お盆を過ぎる頃、SさんはMさん家族と暮らし始めた。ダイニングと居間を兼ねた、こぢんまりとした部屋をカーテンで仕切ると、 そこにSさんの部屋ができた。週に二日、仕切りを無くし、テーブルを並べると、そこはMさんの開く習字教室にもなる。 小さいけれど、多様に活躍するこの部屋には、いつも変わらぬ温もりがあった。 台所で食事の支度をする音、夕げの匂い。家族がコタツを囲み談笑する声。我が家の一員のつもりでくつろぐチャチャもいる。 そんな何気ない日常の中で、ごく自然に過ごす幸せをSさんは感じていたのかもしれない。しかし、容態は少しずつ、確実に、 悪化していた。食事を済ませたことを忘れるようになり、時に、人が変わったように声を荒げるSさんを前に途方にくれるMさんだった。

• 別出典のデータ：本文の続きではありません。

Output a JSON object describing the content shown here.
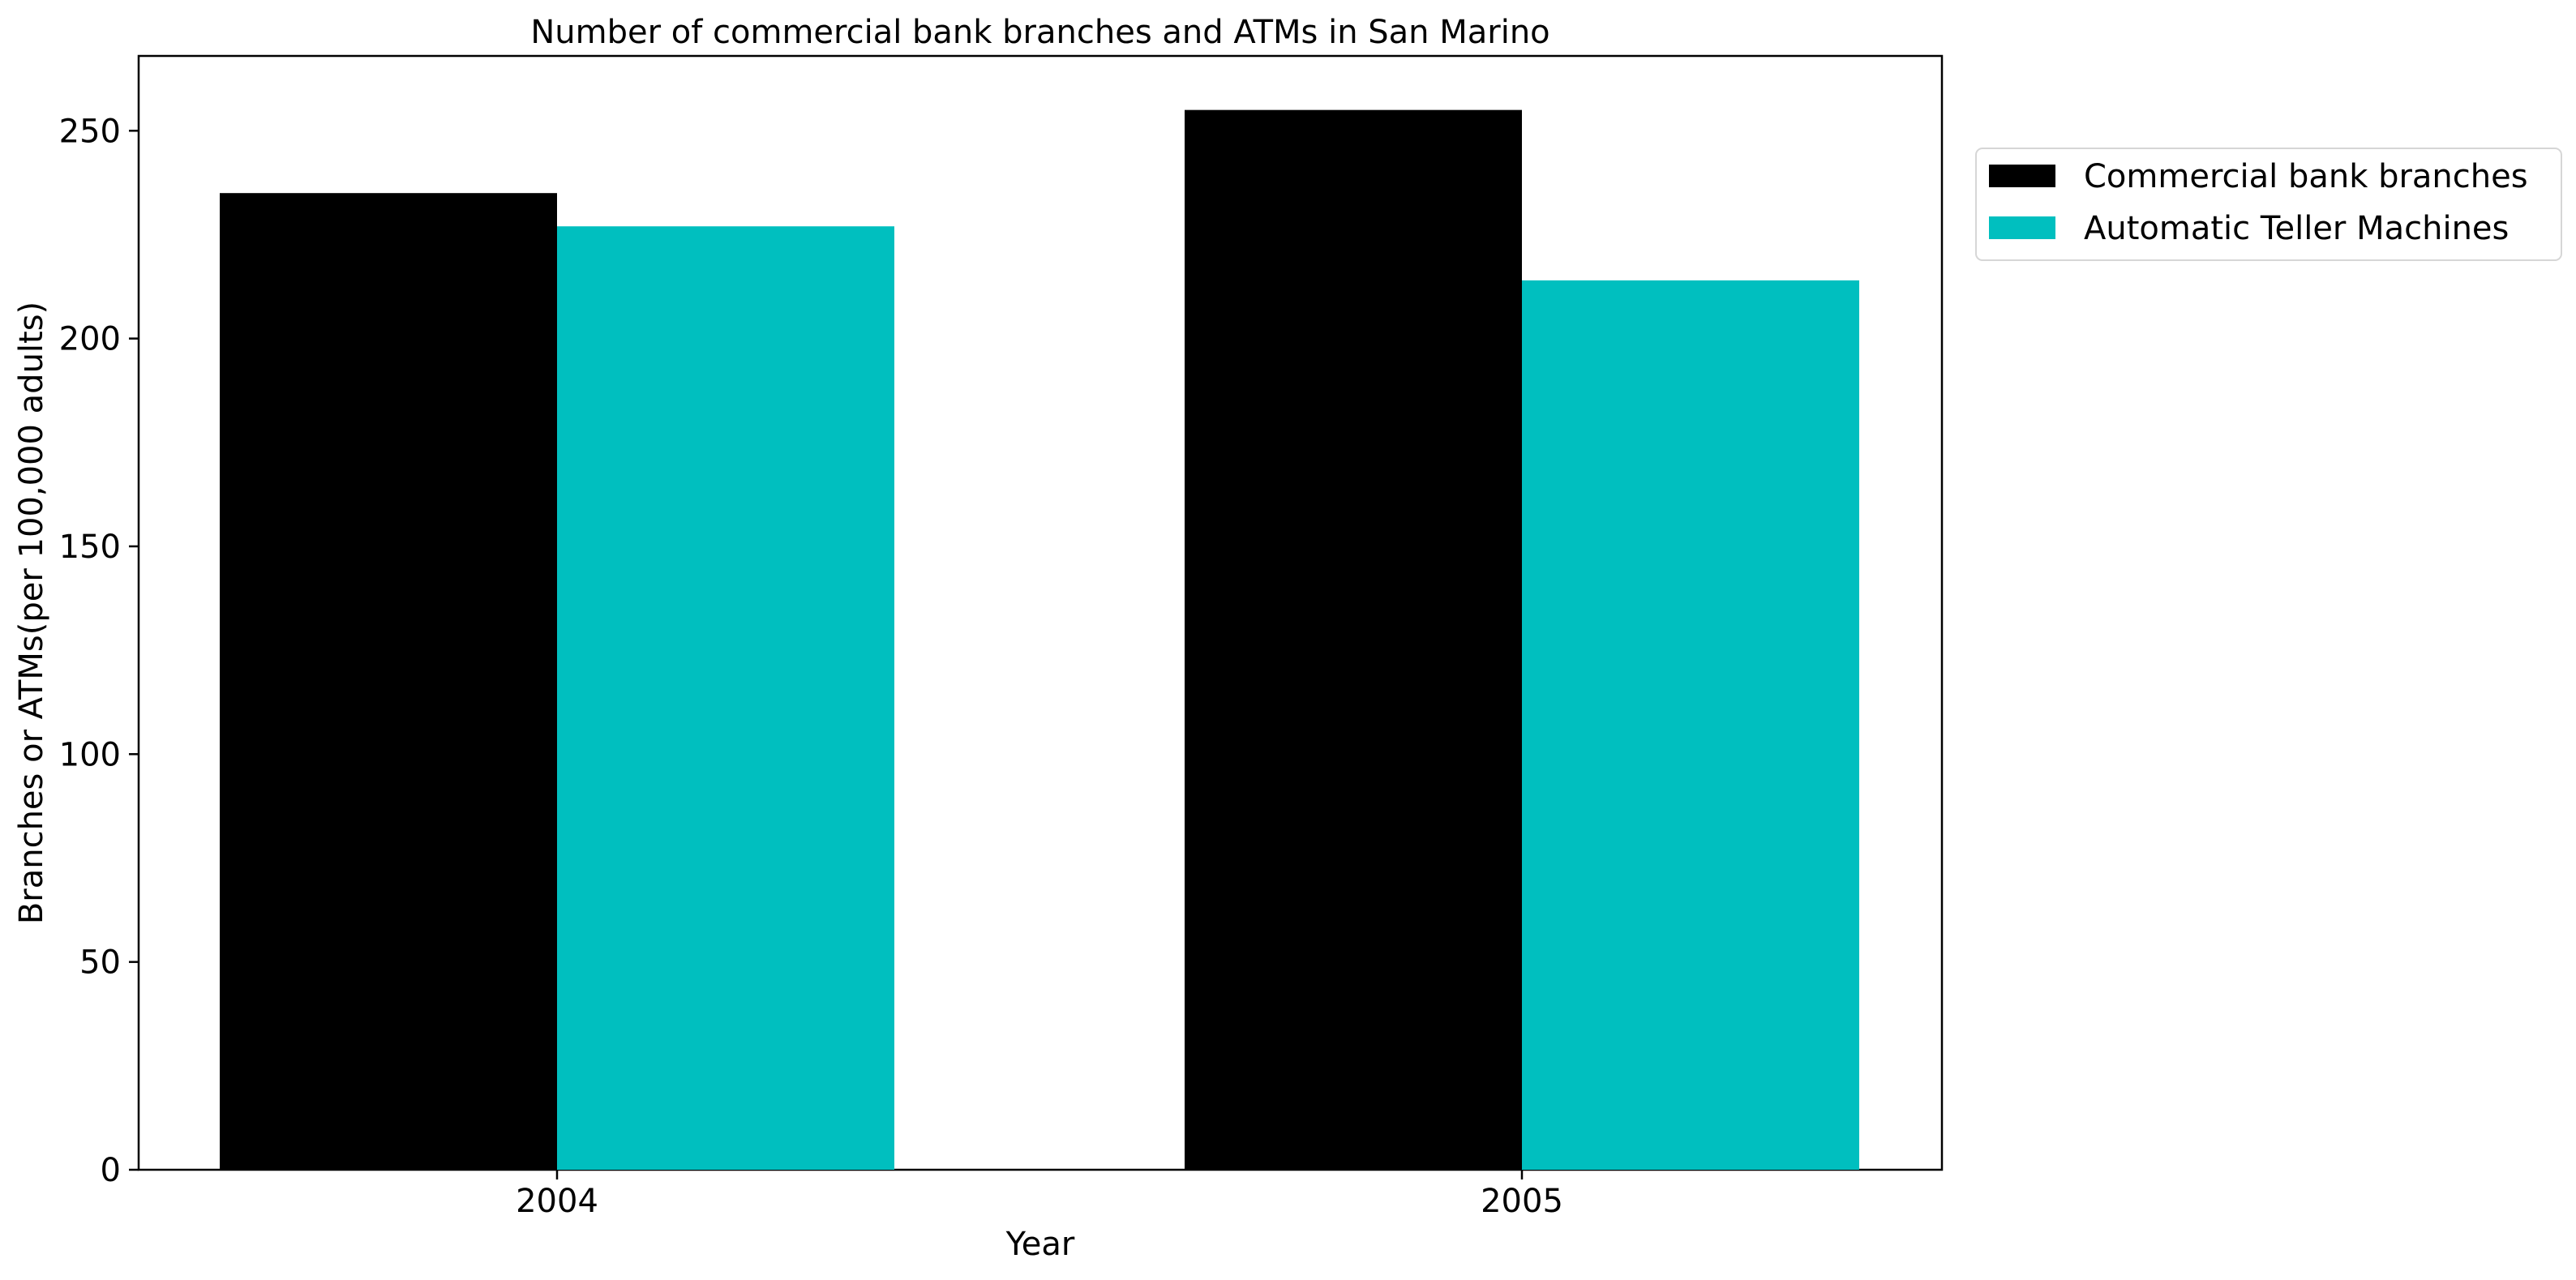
{
  "chart_data": {
    "type": "bar",
    "title": "Number of commercial bank branches and ATMs in San Marino",
    "xlabel": "Year",
    "ylabel": "Branches or ATMs(per 100,000 adults)",
    "categories": [
      "2004",
      "2005"
    ],
    "series": [
      {
        "name": "Commercial bank branches",
        "color": "#000000",
        "values": [
          235,
          255
        ]
      },
      {
        "name": "Automatic Teller Machines",
        "color": "#00bfbf",
        "values": [
          227,
          214
        ]
      }
    ],
    "ylim": [
      0,
      268
    ],
    "yticks": [
      0,
      50,
      100,
      150,
      200,
      250
    ],
    "grid": false,
    "legend_position": "outside-top-right"
  }
}
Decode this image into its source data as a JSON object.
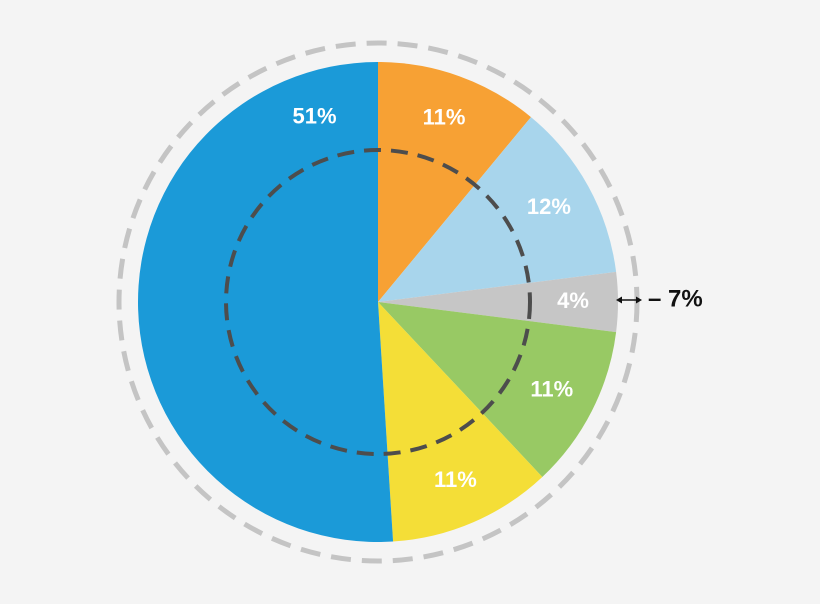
{
  "chart_data": {
    "type": "pie",
    "values": [
      11,
      12,
      4,
      11,
      11,
      51
    ],
    "value_labels": [
      "11%",
      "12%",
      "4%",
      "11%",
      "11%",
      "51%"
    ],
    "colors": [
      "#f7a134",
      "#a8d5ec",
      "#c6c6c6",
      "#98c964",
      "#f4de37",
      "#1b9ad8"
    ],
    "start_angle": 0,
    "direction": "clockwise",
    "annotation": "– 7%"
  }
}
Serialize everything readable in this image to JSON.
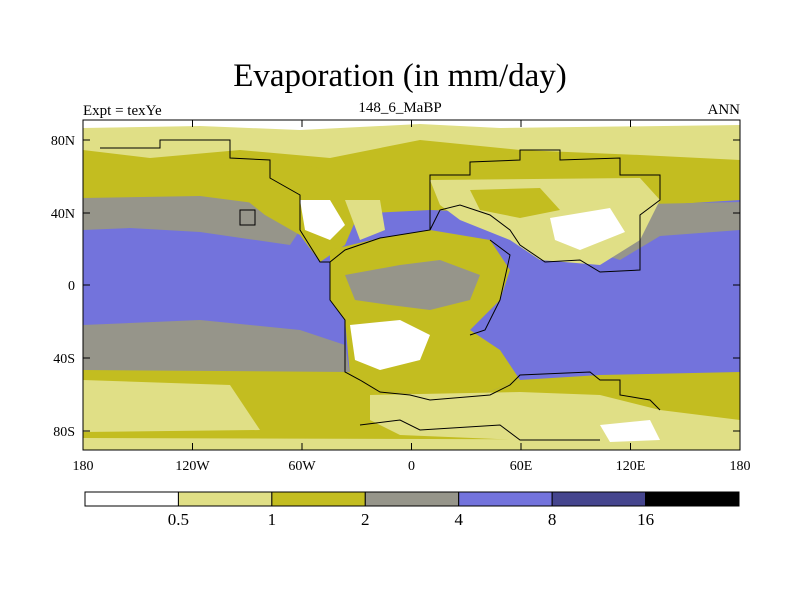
{
  "header": {
    "title": "Evaporation (in mm/day)",
    "left_label": "Expt = texYe",
    "center_label": "148_6_MaBP",
    "right_label": "ANN"
  },
  "axes": {
    "lat_ticks": [
      "80N",
      "40N",
      "0",
      "40S",
      "80S"
    ],
    "lon_ticks": [
      "180",
      "120W",
      "60W",
      "0",
      "60E",
      "120E",
      "180"
    ]
  },
  "colorbar": {
    "colors": [
      "#ffffff",
      "#e0df86",
      "#c3bd20",
      "#96958a",
      "#7373dc",
      "#45458e",
      "#000000"
    ],
    "labels": [
      "0.5",
      "1",
      "2",
      "4",
      "8",
      "16"
    ]
  }
}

「先生も看護師さんも本当にようしてくれはったなあ。夜、眠れるように薬を調整してくれたり、便秘で苦しい母の世話をそこまで・・ と思うほど親身にして下さったり。私の辛さもわかってくれていて、いつもがんばりや、って声をかけてくれるのも嬉しかった」。 いくたの経験を積み、介護者の苦悩も熟知したスタッフの存在は心強く、しだいに負担の大きくなるMさんをどれだけ 勇気づけたことだろう。一方で、Mさんは、習字教室も姉夫婦の協力を得ながら続けることができた。 その2日間が休息がわりとなり、心身がリフレッシュされ、また気力が湧いてきた。そして、最も身近な理解者となったのが、 不在の夫に代わって励ましてくれた子ども達だ。帰宅すると、一番に祖母に声をかけ、笑顔を見せ、疲れた母を気遣い、食事にも誘った。 ある晩のこと。夜中に便意をもよおしたSさんが粗相をしてしまったことがあった。偶然、二階から用を足しに下りてきた息子は、 薄暗い廊下で足の裏にぬるりとした物を感じた。異臭を放つそれが何か、すぐに気づいた。しかし、彼は顔をしかめることなく 穏やかな口調で言った。 「うわぁ、おばあちゃん、トイレ間違えたんやな。かなんなぁ」。 一時期は、反抗的な態度で親を困らせたこともある息子の思いがけないやさしさがMさんの心にしみた。

その年の12月、Sさんはチャチャに見守られ、91歳の天寿を全うした。数々の苦労はあったものの、「おばあちゃんに最期、 ここで過ごしてもらってほんとうに良かった」と心からMさんは思っている。 人の宿命である「老い」。終末は、思うようにからだが動かず、生きる意味を思い、落ち込むSさんの悲しみは計りしれない。 しかし、最後まで自分らしく生きた祖母Sさん、それを懸命に介護する母の姿を子ども達が見届けることは、 大きな意味があるのではないだろうか。Sさんは、身をもって、家族の心に大切な何かを残してくれたように思えてならない。 数ヵ月後のある日。習字教室に元気な子ども達の声が響く。その中の数人が、誰教えることなく祭壇に向かい、 小さな手を合わせぺこりと頭をたれた。 春の足音が聞こえる午後のことだった。